顾予从心底里排斥,厌恶着,但他身体每一处都不受控制地吸取着,敞开着,欢迎并渴望着。
唇齿因为入侵而分离,水光从齿列划过,在唇角留下痕迹,又被人舔尽,重回舌底。
“……你真是个烂人。”
水声得以短暂停歇,顾予也终于有了空隙,从牙关中挤出这句话。
“亲爱的。”沈淮一语调亲昵,力道却是毫不留情,在顾予脸上留下清晰的指印,“你顶着这张脸说这句话,真是没有一点说服力。”
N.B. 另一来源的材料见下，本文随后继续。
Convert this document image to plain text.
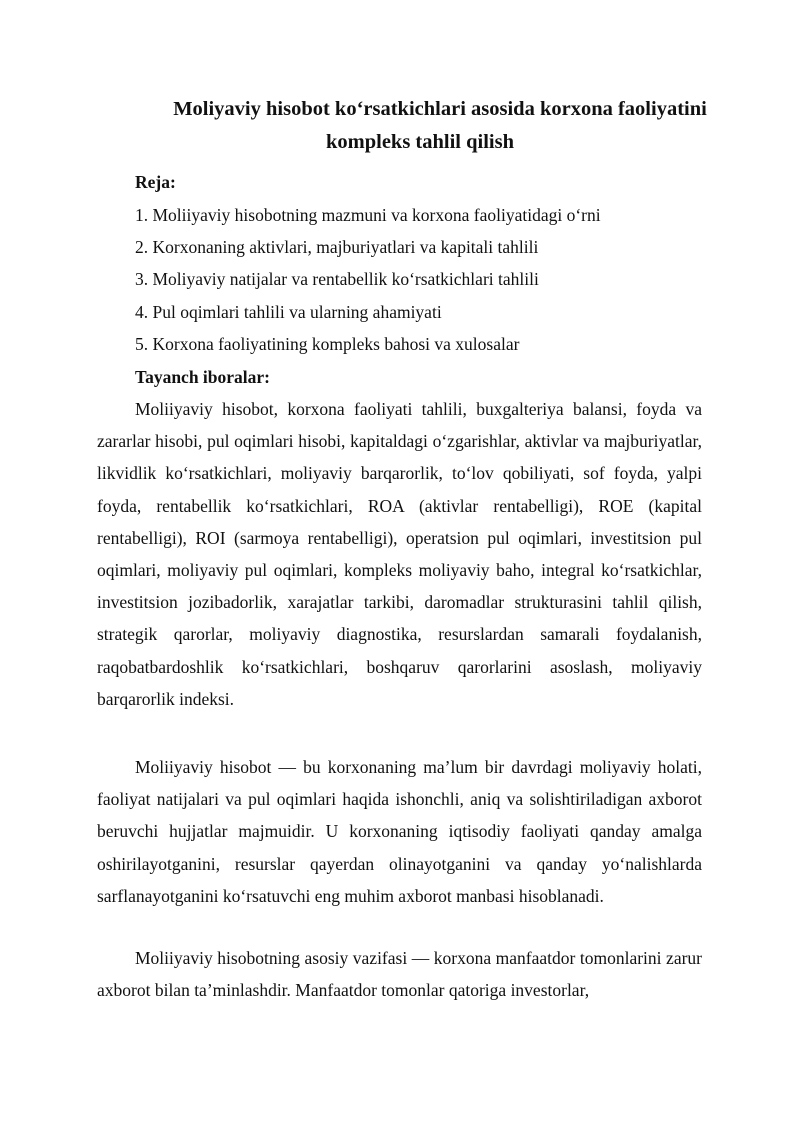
Moliyaviy hisobot ko‘rsatkichlari asosida korxona faoliyatini
kompleks tahlil qilish
Reja:
1. Moliiyaviy hisobotning mazmuni va korxona faoliyatidagi o‘rni
2. Korxonaning aktivlari, majburiyatlari va kapitali tahlili
3. Moliyaviy natijalar va rentabellik ko‘rsatkichlari tahlili
4. Pul oqimlari tahlili va ularning ahamiyati
5. Korxona faoliyatining kompleks bahosi va xulosalar
Tayanch iboralar:

Moliiyaviy hisobot, korxona faoliyati tahlili, buxgalteriya balansi, foyda va zararlar hisobi, pul oqimlari hisobi, kapitaldagi o‘zgarishlar, aktivlar va majburiyatlar, likvidlik ko‘rsatkichlari, moliyaviy barqarorlik, to‘lov qobiliyati, sof foyda, yalpi foyda, rentabellik ko‘rsatkichlari, ROA (aktivlar rentabelligi), ROE (kapital rentabelligi), ROI (sarmoya rentabelligi), operatsion pul oqimlari, investitsion pul oqimlari, moliyaviy pul oqimlari, kompleks moliyaviy baho, integral ko‘rsatkichlar, investitsion jozibadorlik, xarajatlar tarkibi, daromadlar strukturasini tahlil qilish, strategik qarorlar, moliyaviy diagnostika, resurslardan samarali foydalanish, raqobatbardoshlik ko‘rsatkichlari, boshqaruv qarorlarini asoslash, moliyaviy barqarorlik indeksi.

Moliiyaviy hisobot — bu korxonaning ma’lum bir davrdagi moliyaviy holati, faoliyat natijalari va pul oqimlari haqida ishonchli, aniq va solishtiriladigan axborot beruvchi hujjatlar majmuidir. U korxonaning iqtisodiy faoliyati qanday amalga oshirilayotganini, resurslar qayerdan olinayotganini va qanday yo‘nalishlarda sarflanayotganini ko‘rsatuvchi eng muhim axborot manbasi hisoblanadi.

Moliiyaviy hisobotning asosiy vazifasi — korxona manfaatdor tomonlarini zarur axborot bilan ta’minlashdir. Manfaatdor tomonlar qatoriga investorlar,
“你真应该看看你现在这幅表情。”沈淮一抚着他的脸侧,凑近他耳边,“真是……欠.操。”
伪装了十几天的毒蛇终于露出真面目。
沈淮一耐心在顾予面前装成彬彬有礼的模样,同时不停试探,伺机而动。
而当她一旦抓住机会达到目的,就会暴露出底色。
阴险,无情,记仇,极其恶劣的品性-
指尖传来疼痛,沈淮一微微皱起眉头,将手指收回:“咬我?”
“该说你是听话,还是不听话。”她嗓音有些低沉,带着标记释放信息素餍足后淡淡的慵懒,和更加深厚浓郁的,另一种私欲。
这是很正常的反应,Omega的信息素会促使Alpha进行标记,标记可以缓解Omega发热期的躁动不适,也同样可以成为AO之间的催.情剂。
信息素交融,不仅是Omega体内会留下Alpha的信息素,Alpha也会被Omega的信息素所影响。
更何况她们本就如此契合。
沈淮一的确对顾予不感兴趣,但她也确实没有想到会这么爽。
好像她们天生就应该纠缠在一起。
她原本也只是打算对顾予做个临时标记,临时标记的信息素可以持续接近一个月,对于顾予这样拥有强烈自尊心的人来说,让他在大庭广众之下带着她的信息素过一个月,已经足以让他感到极度难堪了。
沈淮一觉得自己已经很是仁慈,毕竟她们又不会再见面,这个标记对顾予来说只是一个月的心理羞耻而已,一个月过去她们也算是彻底两清,井水不犯河水。
但她现在突然改变主意了。
沈父沈母作为过来人说得确实有道理,在高匹配的信息素面前,喜不喜欢的确并不重要。
至少她应该也找不到其他人能像刚才那么爽了。
她们之间的矛盾也不算什么……而且她都已经报复过了。
在更大的好处面前,沈淮一有时会格外开明和宽容。
顾予终于从这片信息素的汪洋中恢复了一点力气。
他被沈淮一标记了。
……还和她接吻了。
一个暧昧缠绵至极,又充满侵略性,却没有任何真情,全是□□的本能动作。
哪怕他极其不愿意承认,在被她抬着头被迫接受时,的的确确脱离漫天的愤怒,难以自持地短暂沉迷于其中。
当他骤然惊醒发现这一点后,在随之而来的羞愧之外,他出乎意料冷静了下来。